Color Gray Games has also thrown some new tricks into your detective kit to help you solve a few cases. One scene in particular I really loved, where a recording of a TV show can be watched, rewound, paused, and stepped through a frame at a time to closely examine what's happening and what it means to the case at hand. Another scene can be viewed in two different states: a room where the private auction of an artifact is taking place, and the same room an hour later when something has gone terribly wrong. Only by clicking between those two different times and gathering information from both can you determine what happened, and why.

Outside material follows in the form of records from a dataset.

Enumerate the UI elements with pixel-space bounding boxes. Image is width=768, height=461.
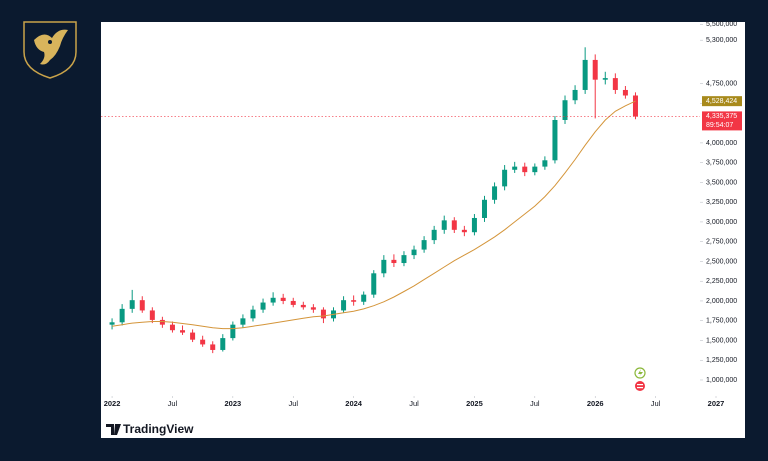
candle-body [592, 59, 598, 80]
candle-body [190, 332, 196, 340]
y-tick-label: 1,250,000 [706, 357, 737, 364]
candle-body [320, 309, 326, 319]
candle-body [159, 319, 165, 325]
last-price-box [702, 111, 742, 131]
candle-body [351, 300, 357, 302]
x-tick-label: Jul [530, 399, 540, 408]
event-icons [634, 367, 646, 391]
candle-body [129, 300, 135, 309]
candle-body [371, 273, 377, 295]
candle-body [119, 308, 125, 323]
candle-body [582, 59, 588, 90]
candle-body [250, 309, 256, 319]
candle-body [632, 95, 638, 117]
x-tick-label: 2022 [104, 399, 121, 408]
y-tick-label: 2,500,000 [706, 258, 737, 265]
candle-body [421, 240, 427, 250]
candle-body [512, 166, 518, 170]
candle-body [522, 166, 528, 173]
logo-emblem [23, 21, 77, 79]
candle-body [572, 89, 578, 101]
countdown-label: 89:54:07 [706, 122, 733, 129]
y-tick-label: 5,300,000 [706, 37, 737, 44]
candle-body [341, 300, 347, 311]
y-tick-label: 3,500,000 [706, 179, 737, 186]
y-tick-label: 4,000,000 [706, 140, 737, 147]
candle-body [381, 259, 387, 274]
y-tick-label: 1,750,000 [706, 318, 737, 325]
y-tick-label: 1,500,000 [706, 337, 737, 344]
candle-body [502, 169, 508, 187]
candle-body [200, 339, 206, 345]
y-tick-label: 2,750,000 [706, 239, 737, 246]
candle-body [441, 220, 447, 230]
moving-average [112, 100, 636, 330]
y-tick-label: 3,250,000 [706, 199, 737, 206]
x-tick-label: 2027 [708, 399, 725, 408]
candle-body [220, 338, 226, 350]
candle-body [461, 229, 467, 233]
x-tick-label: 2026 [587, 399, 604, 408]
branding: TradingView [106, 422, 194, 436]
x-tick-label: 2023 [225, 399, 242, 408]
y-tick-label: 2,000,000 [706, 298, 737, 305]
y-tick-label: 1,000,000 [706, 377, 737, 384]
x-tick-label: Jul [651, 399, 661, 408]
candle-body [260, 302, 266, 310]
candle-body [139, 300, 145, 311]
y-tick-label: 3,750,000 [706, 160, 737, 167]
candle-body [532, 166, 538, 173]
candle-body [290, 300, 296, 305]
y-tick-label: 5,500,000 [706, 21, 737, 28]
plot: 1,000,000 1,250,000 1,500,000 1,750,000 2,00… [101, 21, 742, 408]
x-tick-label: Jul [168, 399, 178, 408]
candle-body [240, 318, 246, 325]
y-tick-label: 3,000,000 [706, 219, 737, 226]
candle-body [169, 324, 175, 331]
candle-body [149, 310, 155, 320]
y-tick-label: 2,250,000 [706, 278, 737, 285]
candle-body [552, 119, 558, 161]
candle-body [471, 217, 477, 233]
candle-body [230, 324, 236, 339]
candle-body [612, 78, 618, 90]
candle-body [562, 100, 568, 120]
last-price-label: 4,335,375 [706, 113, 737, 120]
candle-body [411, 249, 417, 256]
candle-body [310, 307, 316, 310]
candle-body [300, 304, 306, 308]
candle-body [622, 89, 628, 96]
x-tick-label: 2025 [466, 399, 483, 408]
candle-body [401, 255, 407, 264]
branding-text: TradingView [123, 422, 194, 436]
ma-price-label: 4,528,424 [706, 98, 737, 105]
candle-body [492, 186, 498, 200]
candle-body [361, 294, 367, 302]
chart-panel [101, 22, 745, 438]
x-tick-label: Jul [288, 399, 298, 408]
x-tick-label: Jul [409, 399, 419, 408]
candle-body [391, 259, 397, 264]
ma-price-box [702, 96, 742, 107]
candle-body [602, 78, 608, 80]
y-tick-label: 4,750,000 [706, 80, 737, 87]
candle-body [210, 344, 216, 350]
candle-body [431, 229, 437, 241]
candle-body [109, 322, 115, 325]
candle-body [280, 297, 286, 301]
candle-body [270, 297, 276, 303]
candle-body [542, 160, 548, 167]
x-tick-label: 2024 [345, 399, 363, 408]
candle-body [180, 330, 186, 333]
candle-body [481, 199, 487, 218]
candle-body [451, 220, 457, 230]
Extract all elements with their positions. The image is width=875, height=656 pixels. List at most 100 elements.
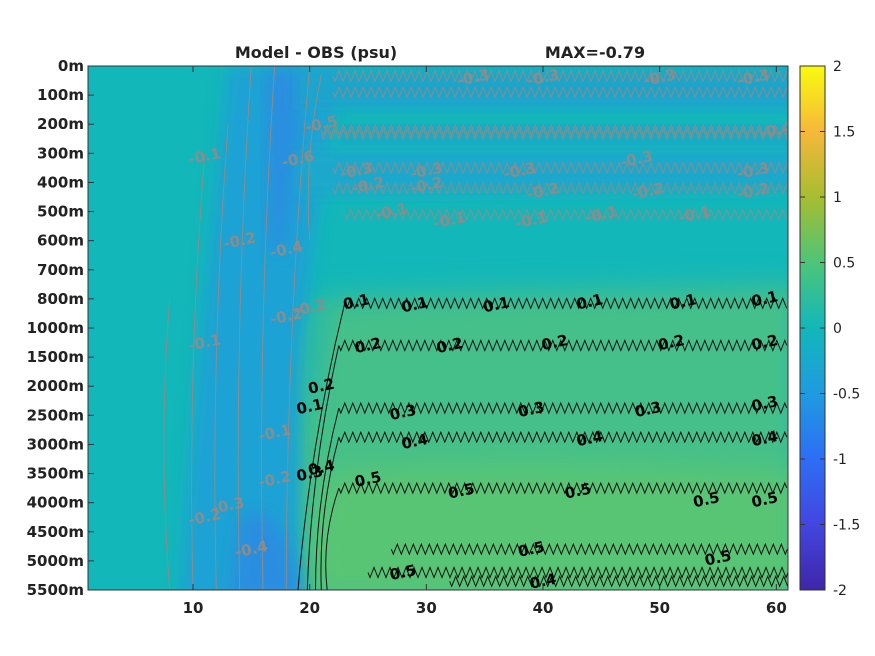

Like the original game, I don't think The Rise of the Golden Idol completely nails the landing. It doesn't give quite enough insight into the motivations of one of its main characters, and at the end of the story I reacted more with "Oh, okay" than "A-ha!" to one of the reveals. Each chapter also ends with a recap puzzle that gets longer and longer—sometimes they can require 30 or 40 words to be plugged in—and that starts to feel sluggish after the excitement of figuring out the scene preceding it.
But those minor beefs don't stop The Rise of the Golden Idol from being an engrossing and satisfying detective game. If you loved the original Golden Idol, you'll love this one almost as much, and if you haven't played the first one, great news: there are now two grisly and gritty detective adventures waiting for you to solve them.